ABSTRACT. Information storage and transfer via current-induced domain wall (DW) motions exhibit significant density-speed-energy advantages, which inspire numerous emerging devices and circuits, such as racetrack memory (RM). However, the bi-directional propagation of DWs in the conventional strip-shaped nanowire will lead to data overflow issue, implicitly increasing physical size and deteriorates operational performances. In this paper, we study a ring-shaped RM based on spin orbit torque (SOT) driven chiral DW motions from circuits and systems perspective. Thanks to the circuit simplification and high efficiency of chiral DW motions, its area, operational speed and energy consumption can be greatly improved. Ring-shaped content addressable memory (CAM), as a circuit example, has been designed and simulated. As proved by the 4-core system experiment, the ring-shaped RM cache can improve 39.0% instructions per cycle (IPC) and save 46.0% energy compared with conventional SRAM cache.

17:15
A Novel Cross-point MRAM with Diode Selector Capable of High-Density, High-Speed, and Low-Power In-Memory Computation
SPEAKER: Wang Kang

ABSTRACT. In-Memory Computation (IMC), which is capable of reducing the power consumption and bandwidth requirement resulting from the data transfer between the processing and memory units, has been considered as a promising technology to break the von-Neumann bottleneck. In order to develop an effective and efficient IMC platform, the performance, such as density, operation speed and power consumption, of the memory itself is one of the most important keys. In this work, we report a cross-point magnetic random access memory (MRAM) with diode selector for IMC implementation. The memory cell consists of a magnetic tunnel junction (MTJ) device and a diode connected in series.
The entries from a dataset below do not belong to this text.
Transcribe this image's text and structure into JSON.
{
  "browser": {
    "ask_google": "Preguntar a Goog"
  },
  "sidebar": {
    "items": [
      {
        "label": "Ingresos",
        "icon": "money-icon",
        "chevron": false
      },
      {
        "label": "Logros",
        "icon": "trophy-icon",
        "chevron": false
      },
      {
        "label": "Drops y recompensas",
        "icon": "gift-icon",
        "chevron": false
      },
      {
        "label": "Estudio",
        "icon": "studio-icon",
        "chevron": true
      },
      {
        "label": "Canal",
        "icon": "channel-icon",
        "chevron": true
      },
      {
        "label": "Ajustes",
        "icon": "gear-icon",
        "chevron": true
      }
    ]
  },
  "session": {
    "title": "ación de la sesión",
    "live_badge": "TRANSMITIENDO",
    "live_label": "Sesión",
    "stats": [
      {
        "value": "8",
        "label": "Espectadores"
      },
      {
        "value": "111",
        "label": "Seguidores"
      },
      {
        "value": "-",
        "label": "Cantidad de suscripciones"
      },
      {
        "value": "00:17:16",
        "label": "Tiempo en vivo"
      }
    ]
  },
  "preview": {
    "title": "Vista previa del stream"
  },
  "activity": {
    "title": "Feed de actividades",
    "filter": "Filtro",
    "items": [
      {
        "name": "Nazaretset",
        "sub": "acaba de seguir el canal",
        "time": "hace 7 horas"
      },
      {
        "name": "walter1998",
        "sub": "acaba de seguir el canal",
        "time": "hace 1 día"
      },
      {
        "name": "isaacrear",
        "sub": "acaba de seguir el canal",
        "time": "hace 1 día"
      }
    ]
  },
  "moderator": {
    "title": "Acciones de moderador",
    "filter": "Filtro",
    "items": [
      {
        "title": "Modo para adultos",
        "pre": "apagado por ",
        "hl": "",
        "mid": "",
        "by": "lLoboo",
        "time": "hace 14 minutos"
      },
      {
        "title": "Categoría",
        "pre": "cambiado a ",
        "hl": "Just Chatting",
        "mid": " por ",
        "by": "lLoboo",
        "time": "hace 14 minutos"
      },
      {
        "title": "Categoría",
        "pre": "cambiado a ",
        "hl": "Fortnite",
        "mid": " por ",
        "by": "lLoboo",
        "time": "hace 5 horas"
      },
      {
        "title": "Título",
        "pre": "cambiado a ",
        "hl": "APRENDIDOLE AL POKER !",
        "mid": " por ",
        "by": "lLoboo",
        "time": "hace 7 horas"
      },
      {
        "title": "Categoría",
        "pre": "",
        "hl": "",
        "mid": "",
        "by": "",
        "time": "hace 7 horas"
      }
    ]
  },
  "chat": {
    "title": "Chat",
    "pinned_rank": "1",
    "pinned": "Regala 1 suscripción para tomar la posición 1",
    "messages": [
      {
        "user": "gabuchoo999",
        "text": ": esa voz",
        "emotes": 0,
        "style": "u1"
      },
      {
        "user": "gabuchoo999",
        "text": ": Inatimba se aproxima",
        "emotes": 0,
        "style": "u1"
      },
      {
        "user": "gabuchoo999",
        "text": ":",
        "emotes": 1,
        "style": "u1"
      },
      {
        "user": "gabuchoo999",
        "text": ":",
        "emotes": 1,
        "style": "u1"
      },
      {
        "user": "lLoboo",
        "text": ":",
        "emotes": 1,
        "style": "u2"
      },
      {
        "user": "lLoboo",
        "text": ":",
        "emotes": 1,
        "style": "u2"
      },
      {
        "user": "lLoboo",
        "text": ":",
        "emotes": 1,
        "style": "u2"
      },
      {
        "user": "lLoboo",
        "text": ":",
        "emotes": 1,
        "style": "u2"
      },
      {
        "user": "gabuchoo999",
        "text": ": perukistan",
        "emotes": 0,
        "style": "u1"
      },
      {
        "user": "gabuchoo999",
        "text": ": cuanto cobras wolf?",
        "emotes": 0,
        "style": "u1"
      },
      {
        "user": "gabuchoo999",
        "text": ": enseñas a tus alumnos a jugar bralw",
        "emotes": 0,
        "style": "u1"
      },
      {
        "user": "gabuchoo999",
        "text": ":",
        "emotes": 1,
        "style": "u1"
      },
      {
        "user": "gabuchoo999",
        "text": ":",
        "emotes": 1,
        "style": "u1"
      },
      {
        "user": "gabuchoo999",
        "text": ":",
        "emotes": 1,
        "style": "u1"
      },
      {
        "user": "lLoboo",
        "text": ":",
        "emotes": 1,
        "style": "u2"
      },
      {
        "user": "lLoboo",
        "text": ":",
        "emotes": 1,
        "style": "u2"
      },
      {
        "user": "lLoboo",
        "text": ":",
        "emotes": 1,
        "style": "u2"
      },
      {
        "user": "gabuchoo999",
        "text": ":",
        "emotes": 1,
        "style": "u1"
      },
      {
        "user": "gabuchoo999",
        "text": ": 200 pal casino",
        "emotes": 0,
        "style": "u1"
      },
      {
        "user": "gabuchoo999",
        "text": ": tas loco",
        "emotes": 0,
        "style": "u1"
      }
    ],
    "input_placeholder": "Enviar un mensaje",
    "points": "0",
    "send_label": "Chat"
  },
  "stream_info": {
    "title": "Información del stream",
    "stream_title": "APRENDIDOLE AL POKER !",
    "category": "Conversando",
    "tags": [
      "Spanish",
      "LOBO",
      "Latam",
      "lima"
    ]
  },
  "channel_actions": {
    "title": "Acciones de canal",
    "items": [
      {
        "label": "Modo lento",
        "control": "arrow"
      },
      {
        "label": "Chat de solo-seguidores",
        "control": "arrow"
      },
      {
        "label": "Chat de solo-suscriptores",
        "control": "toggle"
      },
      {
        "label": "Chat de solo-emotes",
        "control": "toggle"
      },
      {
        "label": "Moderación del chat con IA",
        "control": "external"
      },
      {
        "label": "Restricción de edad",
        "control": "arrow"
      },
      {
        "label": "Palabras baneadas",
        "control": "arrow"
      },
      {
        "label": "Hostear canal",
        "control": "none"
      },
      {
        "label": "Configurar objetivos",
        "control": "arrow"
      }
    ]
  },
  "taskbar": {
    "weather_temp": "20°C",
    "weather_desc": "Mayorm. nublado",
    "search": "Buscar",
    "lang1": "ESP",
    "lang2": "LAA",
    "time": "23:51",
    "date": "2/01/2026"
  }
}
The memory cells are arranged in a cross-point array structure, providing high storage density. The MTJ can be switched through the unipolar precessional voltage-controlled magnetic anisotropy (VCMA) effect, thus enabling high speed and low power. Further, Boolean logic functions can be realized via regular memory-like write & read operations. The feasibility and performance of the proposed IMC in the cross-point MRAM are successfully demonstrated with hybrid VCMA-MTJ/CMOS circuit simulations under the 40 nm technology node.